Language of document :

Beroep ingesteld op 9 november 2022 – Giuffrida / Europees Openbaar Ministerie

(Zaak T-676/22)

Procestaal: Italiaans

Partijen

Verzoekende partij: Carmela Giuffrida (Catania, Italië) (vertegenwoordiger: S. Petillo, advocaat)

Verwerende partij: Europees Openbaar Ministerie

Conclusies

nietigverklaring van besluit nr. 038/2022 – dat op 14 september 2022 is vastgesteld en op 16 september 2022 per e-mail is meegedeeld – waarbij het Europees Openbaar Ministerie zonder enige motivering heeft geweigerd om Carmela Giuffrida overeenkomstig artikel 17, lid 2, van de EOM-verordening1 te benoemen in het ambt van gedelegeerd Europees aanklager met Bari als standplaats;

vergoeding van de schade die Giuffrida heeft geleden als gevolg van zowel de vertraging in de voltooiing van de procedure als de onrechtmatige weigering om haar te benoemen en de daaruit voortvloeiende aantasting van haar imago, die wordt begroot op 445,94 EUR aan materiële schade en 50 000 EUR aan immateriële imagoschade, ofwel in totaal 50 445,94 EUR.

Middelen en voornaamste argumenten

Ter ondersteuning van haar beroep voert verzoekster vier middelen aan.

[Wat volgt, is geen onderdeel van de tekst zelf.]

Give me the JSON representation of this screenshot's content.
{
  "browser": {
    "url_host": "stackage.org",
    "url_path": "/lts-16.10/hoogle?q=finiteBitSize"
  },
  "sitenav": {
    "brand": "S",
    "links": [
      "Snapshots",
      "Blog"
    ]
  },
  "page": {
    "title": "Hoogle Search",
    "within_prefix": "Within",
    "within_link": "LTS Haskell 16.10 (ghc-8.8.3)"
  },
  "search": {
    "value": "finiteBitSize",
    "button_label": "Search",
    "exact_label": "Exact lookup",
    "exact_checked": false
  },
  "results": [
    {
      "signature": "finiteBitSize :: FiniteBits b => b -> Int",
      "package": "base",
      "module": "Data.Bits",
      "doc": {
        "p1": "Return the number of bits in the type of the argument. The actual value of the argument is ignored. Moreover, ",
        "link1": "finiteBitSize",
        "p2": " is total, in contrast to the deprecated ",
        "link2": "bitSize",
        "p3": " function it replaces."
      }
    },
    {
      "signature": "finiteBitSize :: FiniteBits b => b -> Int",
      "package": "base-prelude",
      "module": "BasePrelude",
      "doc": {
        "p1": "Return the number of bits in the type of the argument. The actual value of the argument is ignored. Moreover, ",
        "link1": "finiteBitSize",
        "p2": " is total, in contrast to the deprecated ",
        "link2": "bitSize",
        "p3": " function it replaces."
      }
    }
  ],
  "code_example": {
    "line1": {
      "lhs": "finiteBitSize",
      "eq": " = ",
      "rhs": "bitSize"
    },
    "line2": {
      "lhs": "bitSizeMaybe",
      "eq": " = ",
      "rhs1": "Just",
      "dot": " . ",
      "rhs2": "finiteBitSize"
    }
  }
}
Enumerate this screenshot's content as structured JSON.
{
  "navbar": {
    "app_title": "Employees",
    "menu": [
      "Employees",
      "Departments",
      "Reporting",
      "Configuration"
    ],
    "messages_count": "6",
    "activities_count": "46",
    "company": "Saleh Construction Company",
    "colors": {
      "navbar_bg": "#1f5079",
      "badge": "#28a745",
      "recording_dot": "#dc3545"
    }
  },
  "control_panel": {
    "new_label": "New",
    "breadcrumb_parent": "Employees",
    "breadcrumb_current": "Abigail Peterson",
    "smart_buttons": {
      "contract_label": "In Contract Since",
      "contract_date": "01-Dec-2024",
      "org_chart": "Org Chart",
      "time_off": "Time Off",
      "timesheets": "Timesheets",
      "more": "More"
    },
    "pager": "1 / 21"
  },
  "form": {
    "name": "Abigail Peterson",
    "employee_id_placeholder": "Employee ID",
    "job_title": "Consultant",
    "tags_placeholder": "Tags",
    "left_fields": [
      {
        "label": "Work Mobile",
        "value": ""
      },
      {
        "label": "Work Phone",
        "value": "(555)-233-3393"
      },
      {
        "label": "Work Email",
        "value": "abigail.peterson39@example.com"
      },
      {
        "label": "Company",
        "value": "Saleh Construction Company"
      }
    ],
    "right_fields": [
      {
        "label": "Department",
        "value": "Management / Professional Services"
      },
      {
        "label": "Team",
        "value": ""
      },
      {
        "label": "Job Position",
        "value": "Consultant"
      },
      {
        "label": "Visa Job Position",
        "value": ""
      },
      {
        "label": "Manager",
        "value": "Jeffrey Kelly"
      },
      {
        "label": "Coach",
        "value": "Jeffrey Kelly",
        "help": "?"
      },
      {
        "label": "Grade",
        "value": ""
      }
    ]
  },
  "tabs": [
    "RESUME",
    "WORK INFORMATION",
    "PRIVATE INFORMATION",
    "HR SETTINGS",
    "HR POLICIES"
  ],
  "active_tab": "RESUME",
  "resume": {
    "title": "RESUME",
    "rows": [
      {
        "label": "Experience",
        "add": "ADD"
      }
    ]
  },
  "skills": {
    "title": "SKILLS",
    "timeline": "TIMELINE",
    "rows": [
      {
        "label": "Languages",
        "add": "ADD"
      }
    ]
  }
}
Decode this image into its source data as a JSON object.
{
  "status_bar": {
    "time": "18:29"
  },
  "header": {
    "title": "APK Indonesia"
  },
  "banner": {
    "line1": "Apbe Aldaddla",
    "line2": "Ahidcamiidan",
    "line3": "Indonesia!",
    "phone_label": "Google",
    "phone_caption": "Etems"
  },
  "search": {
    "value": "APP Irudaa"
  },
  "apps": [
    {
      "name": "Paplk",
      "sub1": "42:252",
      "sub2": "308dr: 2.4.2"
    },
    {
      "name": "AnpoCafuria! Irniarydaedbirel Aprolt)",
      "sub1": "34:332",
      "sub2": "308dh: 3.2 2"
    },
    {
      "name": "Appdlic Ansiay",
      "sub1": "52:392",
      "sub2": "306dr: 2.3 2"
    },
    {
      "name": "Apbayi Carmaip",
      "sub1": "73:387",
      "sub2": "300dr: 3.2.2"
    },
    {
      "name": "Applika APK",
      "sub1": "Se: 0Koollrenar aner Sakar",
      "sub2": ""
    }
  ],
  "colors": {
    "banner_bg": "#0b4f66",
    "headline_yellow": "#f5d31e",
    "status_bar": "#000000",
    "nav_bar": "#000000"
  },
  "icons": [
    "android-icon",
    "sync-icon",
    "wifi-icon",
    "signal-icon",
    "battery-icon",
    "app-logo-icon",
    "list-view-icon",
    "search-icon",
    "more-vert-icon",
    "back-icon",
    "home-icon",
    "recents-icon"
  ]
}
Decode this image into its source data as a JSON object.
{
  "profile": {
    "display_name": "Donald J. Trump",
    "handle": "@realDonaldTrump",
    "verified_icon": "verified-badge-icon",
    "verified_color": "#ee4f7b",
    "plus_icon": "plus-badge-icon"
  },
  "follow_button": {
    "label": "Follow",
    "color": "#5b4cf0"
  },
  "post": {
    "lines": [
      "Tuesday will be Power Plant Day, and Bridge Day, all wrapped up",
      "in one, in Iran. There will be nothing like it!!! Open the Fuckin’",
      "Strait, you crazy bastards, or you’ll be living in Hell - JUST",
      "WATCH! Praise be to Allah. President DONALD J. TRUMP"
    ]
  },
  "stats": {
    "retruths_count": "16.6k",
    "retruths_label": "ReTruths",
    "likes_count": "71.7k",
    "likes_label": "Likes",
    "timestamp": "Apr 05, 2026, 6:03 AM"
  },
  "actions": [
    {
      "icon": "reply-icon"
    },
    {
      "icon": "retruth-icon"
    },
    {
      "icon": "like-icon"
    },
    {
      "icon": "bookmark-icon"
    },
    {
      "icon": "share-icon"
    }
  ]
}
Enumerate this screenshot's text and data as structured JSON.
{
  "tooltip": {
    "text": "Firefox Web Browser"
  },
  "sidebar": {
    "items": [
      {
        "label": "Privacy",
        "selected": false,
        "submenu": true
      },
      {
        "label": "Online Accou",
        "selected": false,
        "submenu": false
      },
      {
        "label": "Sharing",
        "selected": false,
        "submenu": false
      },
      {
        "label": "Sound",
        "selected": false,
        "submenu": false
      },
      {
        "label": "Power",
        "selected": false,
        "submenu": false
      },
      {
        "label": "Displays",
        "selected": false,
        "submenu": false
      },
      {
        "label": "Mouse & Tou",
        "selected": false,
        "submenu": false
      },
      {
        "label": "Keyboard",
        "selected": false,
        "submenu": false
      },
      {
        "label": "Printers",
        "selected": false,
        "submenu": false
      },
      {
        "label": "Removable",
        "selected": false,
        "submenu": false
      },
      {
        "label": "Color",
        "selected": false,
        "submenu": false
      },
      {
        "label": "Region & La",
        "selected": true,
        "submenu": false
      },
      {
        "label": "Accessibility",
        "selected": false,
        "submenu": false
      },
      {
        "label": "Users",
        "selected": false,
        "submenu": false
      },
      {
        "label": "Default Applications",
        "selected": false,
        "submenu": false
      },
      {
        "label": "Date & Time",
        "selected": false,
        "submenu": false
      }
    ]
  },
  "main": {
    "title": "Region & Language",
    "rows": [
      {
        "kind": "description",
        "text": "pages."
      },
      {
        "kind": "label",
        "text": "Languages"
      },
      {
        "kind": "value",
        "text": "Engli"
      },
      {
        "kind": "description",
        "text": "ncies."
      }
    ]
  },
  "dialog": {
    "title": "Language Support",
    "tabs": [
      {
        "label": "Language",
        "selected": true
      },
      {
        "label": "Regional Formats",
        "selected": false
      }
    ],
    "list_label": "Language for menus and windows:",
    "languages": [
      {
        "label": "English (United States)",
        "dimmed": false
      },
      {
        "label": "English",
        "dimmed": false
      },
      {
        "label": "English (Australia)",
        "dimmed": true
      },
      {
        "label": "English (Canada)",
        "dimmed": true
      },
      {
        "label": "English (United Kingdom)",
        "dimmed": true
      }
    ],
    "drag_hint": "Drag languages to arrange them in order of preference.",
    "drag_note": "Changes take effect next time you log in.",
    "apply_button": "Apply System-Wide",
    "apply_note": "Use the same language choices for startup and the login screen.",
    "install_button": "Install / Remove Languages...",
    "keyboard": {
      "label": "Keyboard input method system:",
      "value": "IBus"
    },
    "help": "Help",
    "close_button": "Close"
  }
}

Eerste middel: ontoereikende motivering. Tegenstrijdige motivering.

–    Het besluit houdende weigering om Carmela Giuffrida te benoemen tot gedelegeerd Europees aanklager met Bari als standplaats, blijkt niet gemotiveerd te zijn, aangezien verzoekster het ambt van openbaar aanklager gedurende meer dan acht jaar, namelijk van 30 september 1999 tot 8 januari 2008, op nationaal niveau heeft uitgeoefend. Gedurende deze gehele periode heeft zij zich met name beziggehouden met de vervolging van strafbare feiten die de Europese financiële belangen schaden.

–    Uit de motivatiebrief die verzoekster heeft verstuurd om haar curriculum vitae aan te vullen en te verduidelijken, blijkt dat zij in de voornoemde periode deel uitmaakte van de bij het openbaar ministerie van Catania ingestelde werkgroep voor de in artikel 640 bis bedoelde strafbare feiten, dat wil zeggen communautaire fraude en derhalve alle daarmee samenhangende strafbare feiten.

Tweede middel: ongelijke behandeling.

–    Verzoekster klaagt over een ongelijke behandeling ten opzichte van andere Italiaanse collega’s die benoemd zijn.

–    Zij wijst erop dat het EOM nauwelijks een jaar geleden via een eerdere kennisgeving van aanwerving van gedelegeerd Europese aanklagers vijftien magistraten heeft benoemd op grond van het enkele feit dat zij zijn benoemd door de Consiglio Superiore della Magistratura (hoge raad voor de magistratuur, Italië; hierna: „CSM”) en zonder dat een van die magistraten is uitgenodigd voor een gesprek.

Derde middel: misbruik van bevoegdheid.

–    Verzoekster laakt dat het college van Europese aanklagers is voorbijgegaan aan de benoeming door de CSM – een instelling die op de hoogte is van de volledige loopbaan van Giuffrida, aangezien zij beschikt over verzoeksters persoonsdossier en haar juist op basis daarvan heeft benoemd – zonder inlichtingen in te winnen bij de Italiaanse instanties, hetgeen in strijd is met artikel 1, lid 2, van besluit nr. 013/2020 van het college over de procedures voor de benoeming van gedelegeerd Europese aanklagers.

Vierde middel: vordering tot vergoeding van materiële schade en imagoschade.

–    Verzoekster heeft zowel beroepsmatig als persoonlijk aanzienlijke schade geleden als gevolg van het feit dat zij tevergeefs heeft gewacht op het einde van de procedure bij het EOM.

–    Giuffrida voert aan dat haar schade is berokkend die onherstelbaar is, ook al zou het Gerecht het weigeringsbesluit nietig verklaren en zou zij moeten worden benoemd bij het EOM. De vertraging in haar benoeming heeft immers tot gevolg dat zij niet beschikt over dezelfde specifieke beroepsbekwaamheid met betrekking tot het ambt van gedelegeerd Europees aanklager als reeds benoemde collega’s en dat zij dientengevolge achterstand heeft opgelopen ten aanzien van de driejaarlijkse salarisverhoging.

____________

1 Verordening (EU) 2017/1939 van de Raad van 12 oktober 2017 betreffende nauwere samenwerking bij de instelling van het Europees Openbaar Ministerie „EOM” (GU 2017, L 283, p. 1).